Project Inform went on: “Nevirapine may be useful in preventing mother-to-child transmission of HIV.” About which, the sailor’s ad had some interesting things to sayunder Pregnancy and Nursing Mothers. For pregnancy, the drug is “Category C”, in view of the absence of “adequate and well-controlled studies in pregnant women” so the drug “should be used during pregnancy only if the potential benefit justifies the potential risk to the fetus.” A risk indicated by rodent studies finding “a significant decrease in fetal body weight occurred at doses providing systemic exposure approximately 50% higher…than that seen at the recommended human clinical dose.” As far as nursing mothers go, “a single oral dose” given about six hours before delivery “readily crosses the placenta and is found in breast milk” so “mothers should discontinue nursing if they are receiving VIRAMUNE.” So as not to expose the baby to more than it got in the womb. Because it’s so poisonous. We’ll return to nevirapine to prevent mother to child transmission in Part Four. You won’t know whether to laugh or cry.
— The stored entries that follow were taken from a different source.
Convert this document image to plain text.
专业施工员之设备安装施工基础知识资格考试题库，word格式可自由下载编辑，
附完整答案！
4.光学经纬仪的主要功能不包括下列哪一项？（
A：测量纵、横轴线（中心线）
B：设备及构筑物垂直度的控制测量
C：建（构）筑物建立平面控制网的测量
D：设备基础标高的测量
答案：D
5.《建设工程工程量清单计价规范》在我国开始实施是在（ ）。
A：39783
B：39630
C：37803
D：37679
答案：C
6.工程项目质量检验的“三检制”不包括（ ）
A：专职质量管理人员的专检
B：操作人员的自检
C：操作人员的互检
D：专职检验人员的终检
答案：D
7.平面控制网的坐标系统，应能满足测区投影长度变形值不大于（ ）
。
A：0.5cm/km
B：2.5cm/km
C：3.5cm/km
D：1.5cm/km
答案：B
It is popularly believed by AIDS activists and their friends in journalism that at recommended doses, nevirapine is safer and less toxic than AZT. In fact the contrary is the case. Boehringer Ingelheim’s glossy 86-page Viramune Product Monograph version 3.0 states: “Nevirapine is generally very well tolerated.” After letting us know that people have died of its toxicities. And revealing that in one major study cited, “The overall incidence of nevirapine related serious adverse events was 4.3% for patients who received combination therapy.” But in an analysis posted on aidsmyth.com, Fintan Dunne in Ireland draws our attention to different numbers in the company’s Nevirapine data sheet posted on the New Zealand Medicines Safety Authority website: “The major clinical toxicity of VIRAMUNE is rash…occurring in 16% of patients in combination regimens in Phase II/III controlled studies. … 35% of patients treated with VIRAMUNE experienced rash…severe or life-threatening…in 6.6 % of [cases] … Overall 7% of patients discontinued VIRAMUNE due to rash. Rashes are usually mild to moderate, maculopapular [pimply blemish] erythematous [red] cutaneous [skin] eruptions with/without pruritus [itching], on trunk, face and extremities. Severe and life-threatening skin reactions have occurred in patients treated with VIRAMUNE, including SJS and TEN (toxic epidermal necrosis). Fatal cases of SJS, TEN and hypersensitivity reactions have been reported. … Severe and life-threatening hepatoxicity, including fatal fulminant hepatitis, has occurred. …” Dunne rightly deplores the false description of nevirapine toxicity manifest on the skin as rash, because it is “not cutaneous” nor “local” as the word suggests, but is “systemically driven…signalling a very serious illness.”
But Boehringer Ingelheim’s claim to the New Zealand government that ‘rash’ occurs in 35 per cent of cases isn’t true either. It’s an average figure from all the trials combined. Dunne points out that in the clinical trial coded B1 1046: “In treatment-naïve patients, the overall incidence of adverse side-effects is doubled. Serious gastrointestinal side-effects appear.” Concerning the latter he plausibly contends that these are the result of toxic tissue manifestations similar to external ones, having quoted a pair of clinical experts defining SJS/TEN’s “definitive characteristics” as being “massive epidermal sloughing at the dermo-epidermal junction… Gastrointestinal involvement may occur because of mucosal sloughing of the mouth, esophagus, stomach, and rectum [ranging in effect] from anorexia to development of a necrotic [dead] bowel.” And finally, he points out the finding in B1 1046 that: “Rash affects 50% of subjects – not 35%. Nevirapine and AZT used together produce side-effects at a rate that diverges strongly [upward] from the average of all trials.”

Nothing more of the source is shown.